Bypasses the NGINX ingress on canary https git

Production Change

Change Summary

After the investigation in delivery#1497 (closed) we have decided to allow https git clients to connect directly to workhorse from HAProxy instead of going through the nginx ingress. This simplifies our configuration, reduced a network hop, and saves money since we will no longer require compute resources for nginx.
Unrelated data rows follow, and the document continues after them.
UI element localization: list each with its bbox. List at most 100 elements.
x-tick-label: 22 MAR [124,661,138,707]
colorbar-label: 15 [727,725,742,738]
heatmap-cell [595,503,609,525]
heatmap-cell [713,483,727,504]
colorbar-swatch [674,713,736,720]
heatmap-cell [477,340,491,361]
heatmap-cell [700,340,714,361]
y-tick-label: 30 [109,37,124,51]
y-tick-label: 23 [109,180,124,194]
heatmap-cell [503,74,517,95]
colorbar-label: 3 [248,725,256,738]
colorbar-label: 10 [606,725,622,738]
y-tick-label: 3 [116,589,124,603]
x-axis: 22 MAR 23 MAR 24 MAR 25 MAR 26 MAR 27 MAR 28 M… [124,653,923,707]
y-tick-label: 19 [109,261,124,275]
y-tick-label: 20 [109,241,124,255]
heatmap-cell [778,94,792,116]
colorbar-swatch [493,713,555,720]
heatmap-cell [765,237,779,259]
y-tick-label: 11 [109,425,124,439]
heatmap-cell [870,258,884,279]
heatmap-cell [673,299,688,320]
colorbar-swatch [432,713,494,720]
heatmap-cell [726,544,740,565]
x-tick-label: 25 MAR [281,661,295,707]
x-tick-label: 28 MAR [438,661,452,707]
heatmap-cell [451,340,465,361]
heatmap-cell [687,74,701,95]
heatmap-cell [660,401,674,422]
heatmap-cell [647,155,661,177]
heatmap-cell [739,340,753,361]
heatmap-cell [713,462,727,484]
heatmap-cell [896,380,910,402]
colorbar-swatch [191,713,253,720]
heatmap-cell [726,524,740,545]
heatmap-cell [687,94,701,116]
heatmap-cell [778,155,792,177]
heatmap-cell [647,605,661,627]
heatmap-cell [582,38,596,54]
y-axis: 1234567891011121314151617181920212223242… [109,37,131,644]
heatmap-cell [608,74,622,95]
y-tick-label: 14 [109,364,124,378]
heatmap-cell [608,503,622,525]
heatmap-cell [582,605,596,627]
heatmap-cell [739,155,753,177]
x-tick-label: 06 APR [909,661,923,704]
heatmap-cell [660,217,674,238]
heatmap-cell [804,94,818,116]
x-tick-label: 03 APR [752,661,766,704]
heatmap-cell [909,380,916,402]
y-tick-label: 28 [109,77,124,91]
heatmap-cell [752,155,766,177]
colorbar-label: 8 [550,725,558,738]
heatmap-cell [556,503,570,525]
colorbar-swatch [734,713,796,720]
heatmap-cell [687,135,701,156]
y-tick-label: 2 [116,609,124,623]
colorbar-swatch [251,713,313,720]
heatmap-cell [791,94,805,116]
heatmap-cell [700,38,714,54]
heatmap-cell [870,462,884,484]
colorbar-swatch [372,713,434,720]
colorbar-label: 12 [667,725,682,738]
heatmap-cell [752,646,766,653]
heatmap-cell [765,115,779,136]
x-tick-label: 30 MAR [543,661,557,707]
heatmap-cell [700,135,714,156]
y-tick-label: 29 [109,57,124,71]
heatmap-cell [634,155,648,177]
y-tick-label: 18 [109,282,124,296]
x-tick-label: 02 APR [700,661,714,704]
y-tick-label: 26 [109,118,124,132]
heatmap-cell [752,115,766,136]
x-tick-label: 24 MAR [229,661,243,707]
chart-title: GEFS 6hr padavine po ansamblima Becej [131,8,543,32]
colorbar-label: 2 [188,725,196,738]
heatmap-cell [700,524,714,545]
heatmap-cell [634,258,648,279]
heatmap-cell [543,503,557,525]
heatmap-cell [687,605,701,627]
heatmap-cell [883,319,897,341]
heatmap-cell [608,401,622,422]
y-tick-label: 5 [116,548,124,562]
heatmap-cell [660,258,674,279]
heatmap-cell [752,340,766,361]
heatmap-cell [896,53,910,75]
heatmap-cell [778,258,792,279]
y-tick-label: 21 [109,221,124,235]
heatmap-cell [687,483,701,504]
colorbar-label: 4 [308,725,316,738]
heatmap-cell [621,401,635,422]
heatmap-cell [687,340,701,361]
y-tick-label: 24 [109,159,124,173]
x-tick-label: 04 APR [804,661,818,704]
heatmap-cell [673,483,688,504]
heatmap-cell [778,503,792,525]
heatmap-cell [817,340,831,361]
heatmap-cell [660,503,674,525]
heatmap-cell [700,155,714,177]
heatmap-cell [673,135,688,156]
This configuration change has been deployed in Staging since last week without any issue.

Change Details

1. Services Impacted - HTTPS Git
2. Change Technician - @jarv
3. Change Criticality - C3
4. Change Type - changeunscheduled, changescheduled
5. Change Reviewer - @skarbek
6. Due Date - 2021-02-02 - 2021-02-03
7. Time tracking - 2 days
8. Downtime Component - none

Detailed steps for the change

Note: The starting weight for the canary backend is 5.

• Drain canary backends

 ./bin/set-weights gprd gke-cny-git 0

• Merge and apply https://ops.gitlab.net/gitlab-cookbooks/chef-repo/-/merge_requests/4953
• Ramp up the traffic slowly on canary while monitoring

 ./bin/set-weights gprd gke-cny-git 2 https_git
 ./bin/set-weights gprd gke-cny-git 5 https_git
 ./bin/set-weights gprd gke-cny-git 1 canary_https_git

Rollback

• Drain canary backends

 ./bin/set-weights gprd gke-cny-git 0

• Revert and apply https://ops.gitlab.net/gitlab-cookbooks/chef-repo/-/merge_requests/4953

Monitoring

• General dashboard for canary git https cny
• 99th percentiles for upload-pack

Summary of infrastructure changes

• Does this change introduce new compute instances?
• Does this change re-size any existing compute instances?
• Does this change introduce any additional usage of tooling like Elastic Search, CDNs, Cloudflare, etc?

Summary of the above

Changes checklist

• This issue has a criticality label (e.g. C1, C2, C3, C4) and a change-type label (e.g. changeunscheduled, changescheduled) based on the Change Management Criticalities.
• This issue has the change technician as the assignee.
• Pre-Change, Change, Post-Change, and Rollback steps and have been filled out and reviewed.
• Necessary approvals have been completed based on the Change Management Workflow.
• Change has been tested in staging and results noted in a comment on this issue.
• A dry-run has been conducted and results noted in a comment on this issue.
• SRE on-call has been informed prior to change being rolled out. (In #production channel, mention @sre-oncall and this issue and await their acknowledgement.)
• There are currently no active incidents.